C'est assez lamentable.
Si vous dites "N'approchez pas svp, mon chien a peur des humains" ou « Ne touchez pas mon chien svp, il est peureux », beaucoup continuent à avancer, parfois la main tendue, au mépris de votre requête, et de l’inconfort visible du chien. La personne vous dira qu’elle a l’habitude, qu'elle sait ce qu'elle fait, blablabla... Je crois que le pire c’est lorsqu’elle répond qu’elle n’a pas peur des chiens. Sauf qu’il ne s’agit pas d’elle…
Aucun rapport.
Aucune empathie.
Je repense à ma cliente accompagnée de son cocker qui demanda que l’on ignore son chien assis à côté d'elle, car il était peureux. Elle avait pris soin de le placer à l'opposé du passage, à côté de sa chaise. Ce jeune chien avait appris avec le temps à gérer la présence humaine pour peu que l’on veuille bien le laisser tranquille, lui assurer une petite zone de confort. Ce n'est quand même pas demander la Lune. Mais il a suffit que ma cliente tourne le dos quelques secondes pour qu’une dame se penche derrière elle et tende le bras pour atteindre le chien qui, coincé entre le mur et sa gardienne, l’a mordue dans une agression d’auto-défense. Heureusement, la dame a reconnu ses torts, et a compris trop t**d que le dossard du chien n’était pas sur lui pour faire joli.
Dans ce contexte, si l’on veut bien se mettre à la place du chien peureux coincé par un mur, « qui agresse qui ? ».
Dans ce contexte, si l’on remplace le chien par un enfant, trouverait-on la conduite de la Dame saine, sensée, logique, normale ?
À l’inverse, on observera que si l’on dit « Ne touchez pas mon chien parce qu’il mord », les gens reculent. Ils prennent souvent un air fort mécontent, vous regardent de travers, mais observent un écart réglementaire, salutaire et sécuritaire pour tous.
Pourtant, la peur qui fait reculer est aussi respectable que la colère qui fait s’élancer. La différence est que le chien craintif fonctionne sur des moteurs d'évitement salutaires pour tous alors que le chien proactif, n'hésitera pas à agir, à se confronter, à vous agresser.

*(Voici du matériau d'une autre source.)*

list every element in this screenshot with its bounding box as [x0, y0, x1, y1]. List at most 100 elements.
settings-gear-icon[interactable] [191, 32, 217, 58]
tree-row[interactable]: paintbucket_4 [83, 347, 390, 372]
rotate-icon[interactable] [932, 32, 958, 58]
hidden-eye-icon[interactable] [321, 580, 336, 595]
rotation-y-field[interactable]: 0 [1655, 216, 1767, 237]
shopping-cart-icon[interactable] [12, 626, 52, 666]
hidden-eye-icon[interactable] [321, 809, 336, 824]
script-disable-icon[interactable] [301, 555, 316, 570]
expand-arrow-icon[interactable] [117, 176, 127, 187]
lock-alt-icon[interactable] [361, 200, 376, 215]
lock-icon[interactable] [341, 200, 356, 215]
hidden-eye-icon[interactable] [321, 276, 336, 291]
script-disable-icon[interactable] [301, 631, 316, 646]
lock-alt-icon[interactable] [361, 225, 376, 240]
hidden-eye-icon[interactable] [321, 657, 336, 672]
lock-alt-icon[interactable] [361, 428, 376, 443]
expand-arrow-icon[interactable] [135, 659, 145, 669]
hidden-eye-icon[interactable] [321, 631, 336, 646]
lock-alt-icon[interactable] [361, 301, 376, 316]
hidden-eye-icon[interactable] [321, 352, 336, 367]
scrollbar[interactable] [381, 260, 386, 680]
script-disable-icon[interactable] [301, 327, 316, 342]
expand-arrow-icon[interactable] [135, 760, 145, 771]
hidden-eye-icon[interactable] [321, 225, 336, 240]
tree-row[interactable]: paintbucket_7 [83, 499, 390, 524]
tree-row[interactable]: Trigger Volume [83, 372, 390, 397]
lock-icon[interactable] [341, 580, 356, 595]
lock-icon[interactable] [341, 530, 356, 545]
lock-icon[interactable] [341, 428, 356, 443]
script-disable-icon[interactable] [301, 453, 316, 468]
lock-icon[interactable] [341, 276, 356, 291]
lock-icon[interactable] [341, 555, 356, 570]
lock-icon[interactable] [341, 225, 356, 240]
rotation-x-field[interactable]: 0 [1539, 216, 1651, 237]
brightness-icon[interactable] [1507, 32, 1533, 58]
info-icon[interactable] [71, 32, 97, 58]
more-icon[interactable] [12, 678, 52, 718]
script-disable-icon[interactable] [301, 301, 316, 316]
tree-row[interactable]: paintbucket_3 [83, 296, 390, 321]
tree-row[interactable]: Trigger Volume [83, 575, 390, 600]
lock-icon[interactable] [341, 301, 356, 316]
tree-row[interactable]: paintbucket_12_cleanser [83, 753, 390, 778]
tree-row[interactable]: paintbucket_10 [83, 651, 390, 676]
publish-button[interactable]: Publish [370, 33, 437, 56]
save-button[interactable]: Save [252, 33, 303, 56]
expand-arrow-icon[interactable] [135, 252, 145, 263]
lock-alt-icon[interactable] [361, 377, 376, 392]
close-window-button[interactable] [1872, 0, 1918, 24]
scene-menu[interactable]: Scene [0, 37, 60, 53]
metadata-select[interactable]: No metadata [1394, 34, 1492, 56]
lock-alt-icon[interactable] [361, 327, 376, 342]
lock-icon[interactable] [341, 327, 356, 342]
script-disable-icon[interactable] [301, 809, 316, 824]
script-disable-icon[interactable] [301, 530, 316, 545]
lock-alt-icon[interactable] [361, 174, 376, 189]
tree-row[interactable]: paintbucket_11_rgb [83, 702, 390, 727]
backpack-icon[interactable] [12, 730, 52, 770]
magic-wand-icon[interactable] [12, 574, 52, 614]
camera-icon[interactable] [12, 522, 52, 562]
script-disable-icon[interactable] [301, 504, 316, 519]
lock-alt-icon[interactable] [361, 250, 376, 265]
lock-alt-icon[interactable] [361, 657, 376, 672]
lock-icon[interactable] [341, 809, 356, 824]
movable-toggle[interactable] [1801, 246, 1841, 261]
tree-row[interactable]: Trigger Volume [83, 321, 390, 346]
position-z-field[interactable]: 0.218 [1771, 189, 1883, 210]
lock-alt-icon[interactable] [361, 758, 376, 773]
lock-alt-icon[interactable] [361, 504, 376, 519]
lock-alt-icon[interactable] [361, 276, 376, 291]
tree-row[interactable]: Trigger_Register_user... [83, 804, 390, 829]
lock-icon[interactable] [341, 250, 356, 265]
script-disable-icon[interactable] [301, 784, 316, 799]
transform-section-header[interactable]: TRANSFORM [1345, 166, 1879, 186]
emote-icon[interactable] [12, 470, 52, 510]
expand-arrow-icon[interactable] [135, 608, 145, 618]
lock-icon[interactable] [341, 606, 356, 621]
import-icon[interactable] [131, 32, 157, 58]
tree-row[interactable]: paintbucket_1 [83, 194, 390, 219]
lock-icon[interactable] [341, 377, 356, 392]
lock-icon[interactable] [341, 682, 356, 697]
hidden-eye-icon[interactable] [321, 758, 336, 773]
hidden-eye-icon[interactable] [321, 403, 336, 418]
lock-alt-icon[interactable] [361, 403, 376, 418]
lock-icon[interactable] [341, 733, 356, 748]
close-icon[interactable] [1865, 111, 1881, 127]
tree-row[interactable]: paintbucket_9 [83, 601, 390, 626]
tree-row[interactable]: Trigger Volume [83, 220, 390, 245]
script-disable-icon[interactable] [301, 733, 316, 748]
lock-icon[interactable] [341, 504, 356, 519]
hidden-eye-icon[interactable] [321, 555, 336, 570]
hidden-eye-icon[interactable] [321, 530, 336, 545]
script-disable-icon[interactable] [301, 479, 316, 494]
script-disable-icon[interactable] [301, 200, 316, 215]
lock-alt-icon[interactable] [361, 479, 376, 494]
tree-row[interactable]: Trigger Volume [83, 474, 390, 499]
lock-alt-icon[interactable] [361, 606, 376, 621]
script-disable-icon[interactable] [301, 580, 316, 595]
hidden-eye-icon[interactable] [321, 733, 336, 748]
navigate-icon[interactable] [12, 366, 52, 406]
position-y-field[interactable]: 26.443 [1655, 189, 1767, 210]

Le moyen de s’adapter est juste différent.
Et que croyez-vous que nous enseignons aux grands proactifs ?
- À se détourner du problème.
- À ne pas s’y frotter.
- À l’éviter, le contourner, à faire demi-tour devant lui.
- À communiquer à distance.
- À choisir un autre comportement que celui d’agresser systématiquement, et d'aller vers le problème, bêtement.
- À faire autre chose de mieux, de plus motivant, de plus intelligent, de moins énergivore.
NOUS LEUR APPRENONS L'ÉVITEMENT.
Respectons le chien peureux qui veut nous éviter.
N’avançons pas bêtement vers lui, surtout s'il est en laisse.
Ne le touchons surtout pas.
Respectons la demande de son humain.
Ne posons pas de question.
Pour moins de morsure, moins d’évaluations comportementales, moins d’euthanasies, ne nous dites plus jamais « Ne t’inquiète pas, je gère, avec moi, ça ira ».